Hinunter Kenji erging sich Frau Watanabe in einer Klagelitanei von gefühlvollen Vorwürfen: Ihr ganzes Leben sei ein Fehlschlag, weil keines ihrer Kinder die geringste Achtung für sie hege und alle sie verließen. Und nun zu allem noch ihr einziger Sohn, der eine Frau aus Thailand geheiratet habe, um der Familie Schmach anzutun, nun ziehe auch er davon, um auf dem Mars zu leben, und sie würde ihn fünf ganze Jahre lang nicht wiedersehen. Was die mittlere Tochter angehe, so hätte diese — und ihr Gemahl, der immerhin Bankier sei — ihr doch wenigstens zwei Enkelkinder geschenkt, die allerdings leider ebenso grau und langweilig geworden seien wie ihre Eltern ...

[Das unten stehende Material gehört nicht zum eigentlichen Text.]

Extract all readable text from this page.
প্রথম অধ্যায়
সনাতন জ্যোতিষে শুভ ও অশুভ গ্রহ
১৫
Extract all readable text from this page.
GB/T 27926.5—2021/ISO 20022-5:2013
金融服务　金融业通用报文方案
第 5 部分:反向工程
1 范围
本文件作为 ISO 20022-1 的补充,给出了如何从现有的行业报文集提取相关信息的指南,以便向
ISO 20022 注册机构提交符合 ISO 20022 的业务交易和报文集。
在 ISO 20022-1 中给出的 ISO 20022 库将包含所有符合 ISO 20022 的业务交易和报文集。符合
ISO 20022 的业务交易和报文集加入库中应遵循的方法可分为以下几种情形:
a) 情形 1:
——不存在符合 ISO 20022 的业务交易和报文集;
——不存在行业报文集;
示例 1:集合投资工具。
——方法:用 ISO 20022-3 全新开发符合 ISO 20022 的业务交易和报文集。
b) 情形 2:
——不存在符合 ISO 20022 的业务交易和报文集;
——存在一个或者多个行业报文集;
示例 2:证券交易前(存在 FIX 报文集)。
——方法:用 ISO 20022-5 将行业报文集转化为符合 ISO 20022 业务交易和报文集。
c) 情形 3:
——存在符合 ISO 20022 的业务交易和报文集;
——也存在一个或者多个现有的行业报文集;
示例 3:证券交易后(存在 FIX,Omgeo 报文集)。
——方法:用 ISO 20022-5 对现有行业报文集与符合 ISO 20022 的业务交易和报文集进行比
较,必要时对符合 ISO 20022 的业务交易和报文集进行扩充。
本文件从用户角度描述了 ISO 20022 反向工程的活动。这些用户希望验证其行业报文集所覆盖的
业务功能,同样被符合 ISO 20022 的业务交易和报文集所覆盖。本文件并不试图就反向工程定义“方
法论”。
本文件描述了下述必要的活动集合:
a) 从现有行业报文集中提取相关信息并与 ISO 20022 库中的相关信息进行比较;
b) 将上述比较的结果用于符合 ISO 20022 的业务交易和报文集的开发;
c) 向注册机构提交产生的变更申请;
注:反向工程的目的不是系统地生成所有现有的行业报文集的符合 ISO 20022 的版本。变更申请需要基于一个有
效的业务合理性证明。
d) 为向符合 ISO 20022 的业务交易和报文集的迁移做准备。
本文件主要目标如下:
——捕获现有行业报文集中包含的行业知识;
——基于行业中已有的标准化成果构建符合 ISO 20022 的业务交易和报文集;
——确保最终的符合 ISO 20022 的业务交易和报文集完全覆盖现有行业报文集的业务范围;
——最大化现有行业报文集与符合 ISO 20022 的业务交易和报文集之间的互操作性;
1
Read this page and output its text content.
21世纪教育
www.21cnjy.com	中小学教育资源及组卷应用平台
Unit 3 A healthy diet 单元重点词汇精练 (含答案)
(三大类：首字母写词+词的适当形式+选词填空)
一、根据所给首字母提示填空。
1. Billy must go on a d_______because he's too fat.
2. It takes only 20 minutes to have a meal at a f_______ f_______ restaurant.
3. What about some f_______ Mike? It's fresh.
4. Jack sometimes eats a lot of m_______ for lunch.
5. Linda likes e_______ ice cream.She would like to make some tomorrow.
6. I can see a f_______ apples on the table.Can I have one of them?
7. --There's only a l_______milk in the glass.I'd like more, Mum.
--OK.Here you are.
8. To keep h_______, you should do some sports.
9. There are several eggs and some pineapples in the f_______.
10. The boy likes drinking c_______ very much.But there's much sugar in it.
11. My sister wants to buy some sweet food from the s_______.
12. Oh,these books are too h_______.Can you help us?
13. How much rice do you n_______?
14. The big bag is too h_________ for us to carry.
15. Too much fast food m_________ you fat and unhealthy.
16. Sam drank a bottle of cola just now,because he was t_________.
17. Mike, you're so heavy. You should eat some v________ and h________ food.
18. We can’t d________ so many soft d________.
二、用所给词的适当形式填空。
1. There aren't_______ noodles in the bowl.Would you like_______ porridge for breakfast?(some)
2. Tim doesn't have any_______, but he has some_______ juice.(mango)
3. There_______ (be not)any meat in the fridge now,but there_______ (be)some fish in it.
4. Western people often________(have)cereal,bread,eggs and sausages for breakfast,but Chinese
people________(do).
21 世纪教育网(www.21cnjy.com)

»Was macht denn Fumiko?«, unterbrach Kenji den Klagegesang seiner Mutter. »Hab ich noch Gelegenheit, sie und meine Nichten zu sehen, bevor ich fahre?«
»Sie wollen morgen Abend von Kobe rüberkommen, zum Dinner«, erwiderte seine Mutter. »Allerdings habe ich keine Ahnung, was ich ihnen vorsetzen soll. Hast du gewusst, dass Tatsuo und Fumiko diesen beiden Mädchen nicht einmal beibringen, Essstäbchen zu benutzen? Kannst du dir so was vorstellend? Ein japanisches Kind, das nicht mit Stäbchen essen kann? Ist denn gar nichts mehr heilig? Wir haben unsere Identität aufgegeben und sind reich geworden. Ich sagte grad neulich zu deinem Vater .. .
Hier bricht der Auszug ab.